The revelation last week that July was the hottest month on record shows why Californians should continue their efforts to reduce greenhouse gases and help lead the national push to replace the climate-change denier in the White House.

The state has already met its 2020 targets for greenhouse-gas reduction under the 2006 law signed by former California Gov. Arnold Schwarzenegger and has set ambitious future targets. But California’s best opportunity to bring about significant change requires choosing in the March 3 primary a Democratic presidential nominee who has the best chance of defeating Donald Trump in November.

Polls show that Trump’s dismissal of climate change as a hoax is overwhelmingly unpopular with potential 2020 voters. Democrats have an opportunity to use this issue to defeat him in 2020 and make further inroads in Congress. It’s imperative that Democrats choose a candidate with a solid climate plan that has broad appeal.

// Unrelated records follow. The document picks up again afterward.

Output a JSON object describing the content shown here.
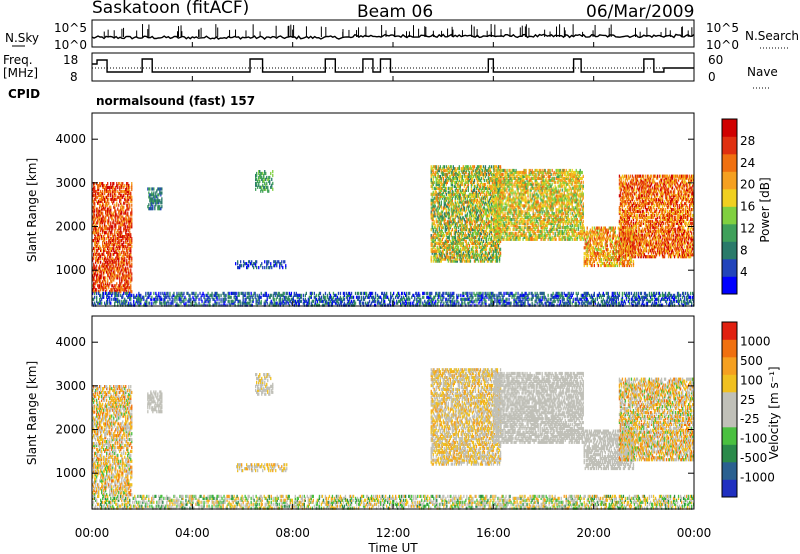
{
  "header": {
    "station": "Saskatoon (fitACF)",
    "beam": "Beam 06",
    "date": "06/Mar/2009"
  },
  "top_panels": {
    "nsky_label": "N.Sky",
    "nsky_ticks": [
      "10^5",
      "10^0"
    ],
    "nsearch_label": "N.Search",
    "nsearch_ticks": [
      "10^5",
      "10^0"
    ],
    "freq_label_1": "Freq.",
    "freq_label_2": "[MHz]",
    "freq_ticks": [
      "18",
      "8"
    ],
    "nave_label": "Nave",
    "nave_ticks": [
      "60",
      "0"
    ],
    "cpid_label": "CPID",
    "cpid_value": "normalsound (fast) 157"
  },
  "chart_data": [
    {
      "type": "heatmap",
      "name": "power-panel",
      "xlabel": "",
      "ylabel": "Slant Range [km]",
      "ylim": [
        180,
        4600
      ],
      "yticks": [
        "1000",
        "2000",
        "3000",
        "4000"
      ],
      "xlim_hours": [
        0,
        24
      ],
      "colorbar_label": "Power [dB]",
      "colorbar_ticks": [
        "28",
        "24",
        "20",
        "16",
        "12",
        "8",
        "4"
      ],
      "colors": [
        "#0000ff",
        "#2244bb",
        "#2a7a6a",
        "#3fa05a",
        "#80d040",
        "#f0d020",
        "#f5a020",
        "#f07010",
        "#e03010",
        "#d00000"
      ]
    },
    {
      "type": "heatmap",
      "name": "velocity-panel",
      "xlabel": "Time UT",
      "ylabel": "Slant Range [km]",
      "ylim": [
        180,
        4600
      ],
      "yticks": [
        "1000",
        "2000",
        "3000",
        "4000"
      ],
      "xticks": [
        "00:00",
        "04:00",
        "08:00",
        "12:00",
        "16:00",
        "20:00",
        "00:00"
      ],
      "xlim_hours": [
        0,
        24
      ],
      "colorbar_label": "Velocity [m s⁻¹]",
      "colorbar_ticks": [
        "1000",
        "500",
        "100",
        "25",
        "-25",
        "-100",
        "-500",
        "-1000"
      ],
      "colors": [
        "#2030c0",
        "#2a6090",
        "#2a8a4a",
        "#4ac040",
        "#c0c0b8",
        "#c0c0b8",
        "#f0c020",
        "#f5a020",
        "#f07010",
        "#e02010"
      ]
    }
  ]
}
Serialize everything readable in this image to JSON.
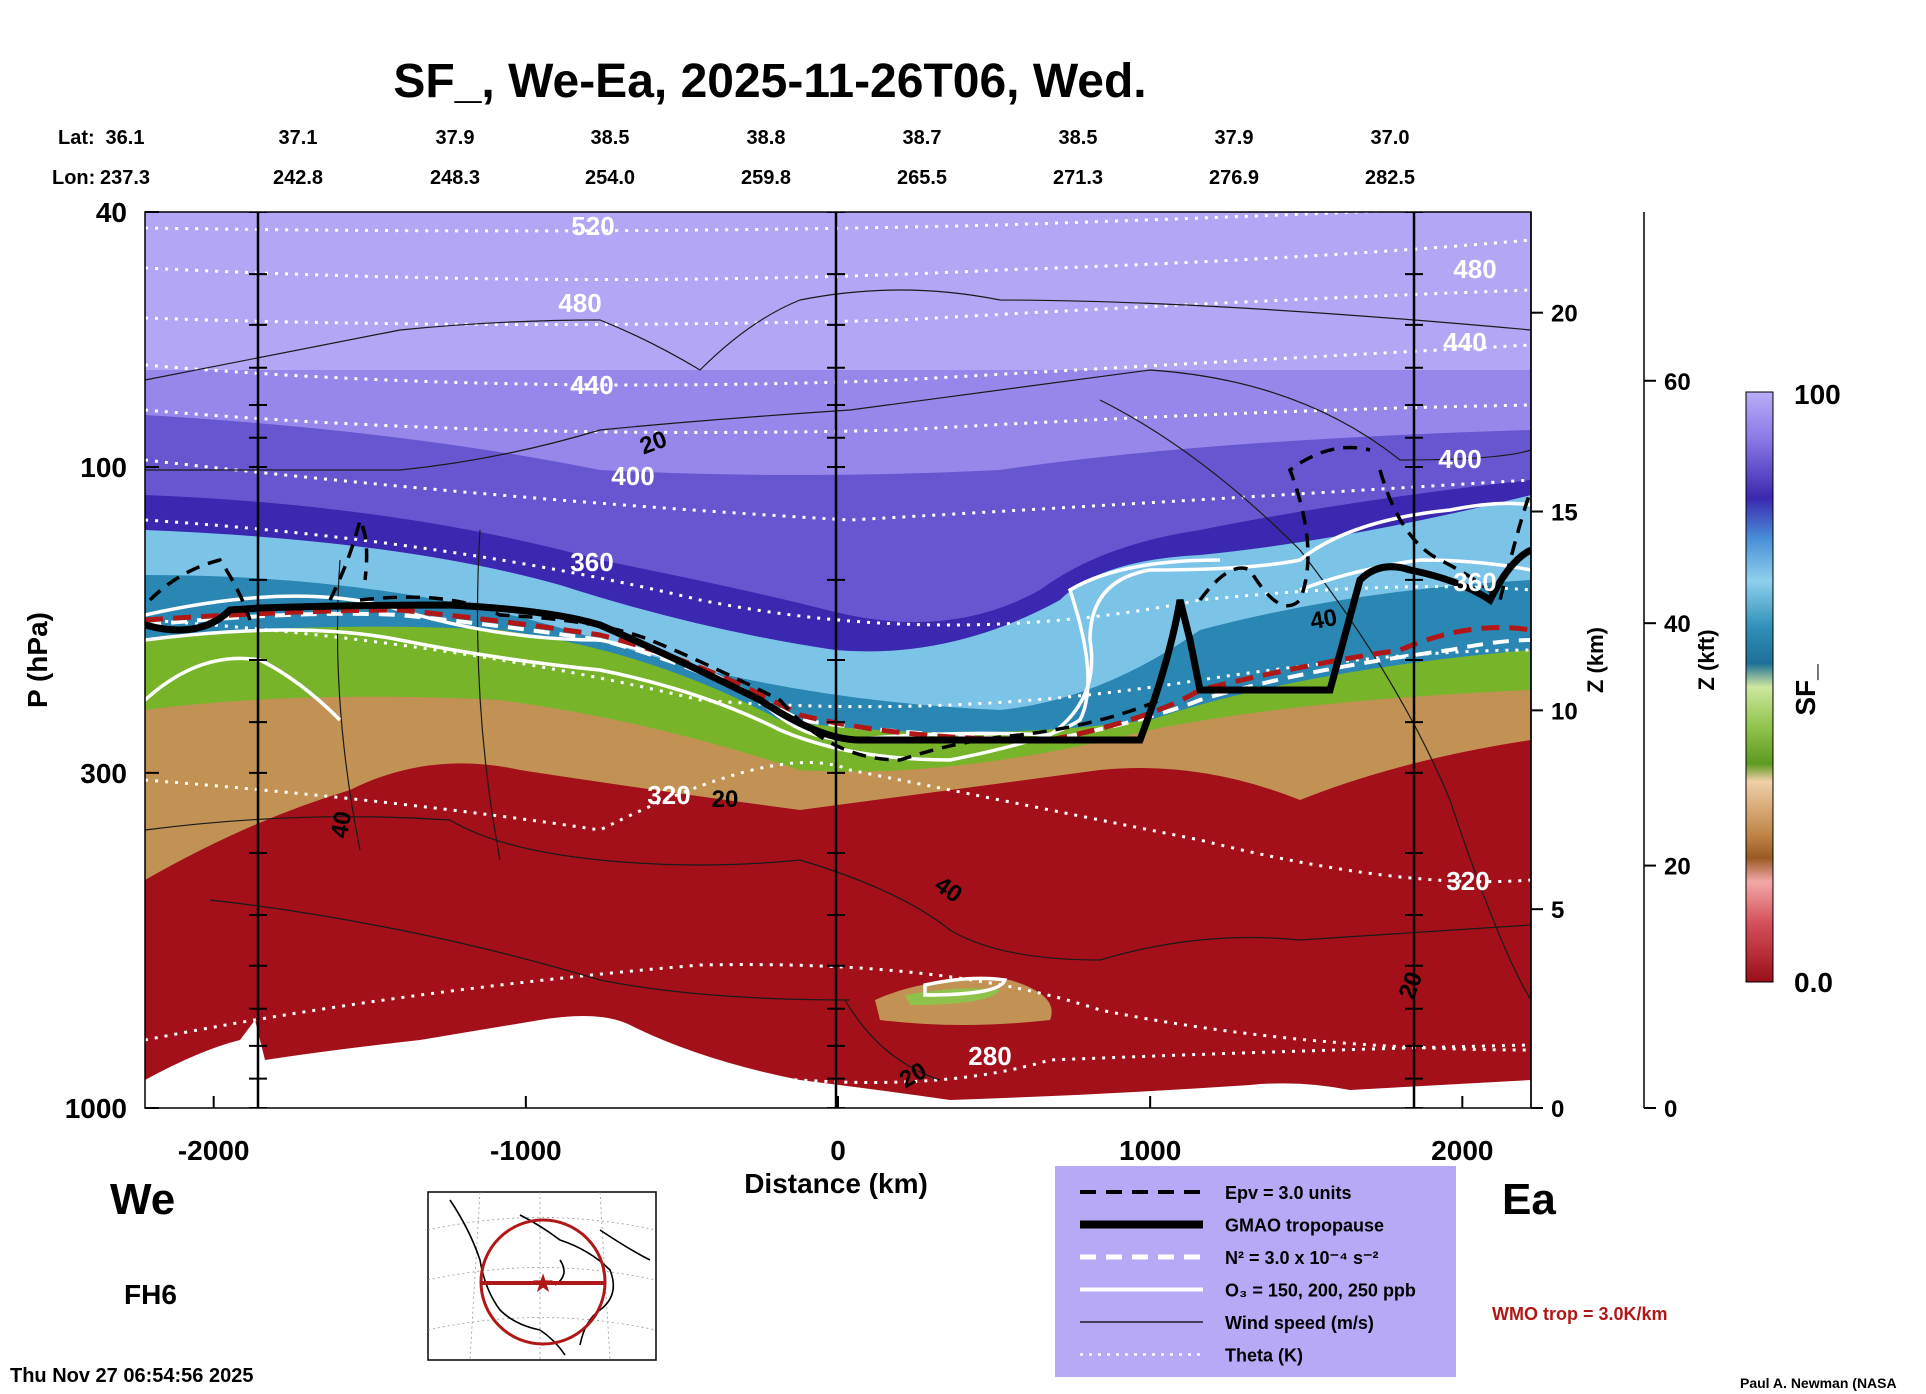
{
  "chart_data": {
    "type": "heatmap",
    "title": "SF_, We-Ea, 2025-11-26T06, Wed.",
    "xlabel": "Distance (km)",
    "ylabel": "P (hPa)",
    "y2label": "Z (km)",
    "y3label": "Z (kft)",
    "colorbar_label": "SF_",
    "xlim": [
      -2220,
      2220
    ],
    "x_ticks": [
      -2000,
      -1000,
      0,
      1000,
      2000
    ],
    "y_ticks_hpa": [
      40,
      100,
      300,
      1000
    ],
    "z_km_ticks": [
      0,
      5,
      10,
      15,
      20
    ],
    "z_kft_ticks": [
      0,
      20,
      40,
      60
    ],
    "colorbar_ticks": [
      "100",
      "0.0"
    ],
    "lat_label": "Lat:",
    "lon_label": "Lon:",
    "lat": [
      "36.1",
      "37.1",
      "37.9",
      "38.5",
      "38.8",
      "38.7",
      "38.5",
      "37.9",
      "37.0"
    ],
    "lon": [
      "237.3",
      "242.8",
      "248.3",
      "254.0",
      "259.8",
      "265.5",
      "271.3",
      "276.9",
      "282.5"
    ],
    "theta_labels": [
      "520",
      "480",
      "440",
      "400",
      "360",
      "320",
      "280",
      "480",
      "440",
      "400",
      "360",
      "320"
    ],
    "wind_labels": [
      "20",
      "20",
      "40",
      "40",
      "40",
      "20",
      "20"
    ],
    "west_label": "We",
    "east_label": "Ea",
    "forecast_hour": "FH6",
    "timestamp": "Thu Nov 27 06:54:56 2025",
    "author": "Paul A. Newman (NASA",
    "wmo_note": "WMO trop = 3.0K/km",
    "legend": [
      {
        "style": "dashed-black",
        "label": "Epv = 3.0 units"
      },
      {
        "style": "thick-black",
        "label": "GMAO tropopause"
      },
      {
        "style": "dashed-white",
        "label": "N² = 3.0 x 10⁻⁴ s⁻²"
      },
      {
        "style": "solid-white",
        "label": "O₃ = 150, 200, 250 ppb"
      },
      {
        "style": "thin-black",
        "label": "Wind speed (m/s)"
      },
      {
        "style": "dotted-white",
        "label": "Theta (K)"
      }
    ],
    "colors": {
      "stratosphere_top": "#b3a6f5",
      "stratosphere_mid": "#3a28b0",
      "blue": "#3fa0cd",
      "green": "#78b42a",
      "tan": "#c29254",
      "troposphere": "#a3101a",
      "legend_bg": "#b7a9f5",
      "wmo_red": "#b01818"
    }
  }
}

The first two Democratic debates have not made that job any easier. The failure to emphasize climate change is beyond disappointing, as is Democratic National Committee Chairman Tom Perez’ effort to block calls for a debate on the topic. Voters need to hear the candidates’ positions.

Progressives have been pushing the Green New Deal, a big, bold plan introduced in Congress in February to tackle both climate change and income inequality. But polls show that support for the plan falters when details are presented to moderate, independent voters who are likely to decide the outcome of the 2020 election.

Last week’s announcement by scientists from the National Oceanic and Atmospheric Administration is only the latest warning sign that the president and Congress cannot afford to ignore the reality that the planet is steadily warming.


Climate change, of course, does not cause heat waves. But scientists say that it clearly acts to make them longer and hotter.

The result: The global average temperature in July was 62.2 degrees Fahrenheit — 1.71 degrees higher than the 20th century average. That followed the previous month, which the NOAA said was the hottest June on record.

“It is virtually certain that we will have a ‘top-five’ warmest year on record” in 2019, said Deke Arndt, chief of the monitoring section of NOAA’s National Centers for Environmental Information.

The Bay Area and the nation as a whole may have enjoyed a relatively mild July, but the rest of the world sweltered in record heat. Belgium, France, Germany and the Netherlands set all-time heat records. The sizzling temperatures are responsible for wildfires in Siberia that have already burned 7.4 million acres, an area roughly equivalent to the entire state of Maryland.

Equally alarming, on Aug. 1, more than 12 billion tons of ice melted in a single day in Greenland, marking the largest loss of ice since records began in 1950.

Time is running out on our ability to combat the threat of climate change. We cannot afford another four years in which the federal government does not embrace the worldwide effort to fight global warming.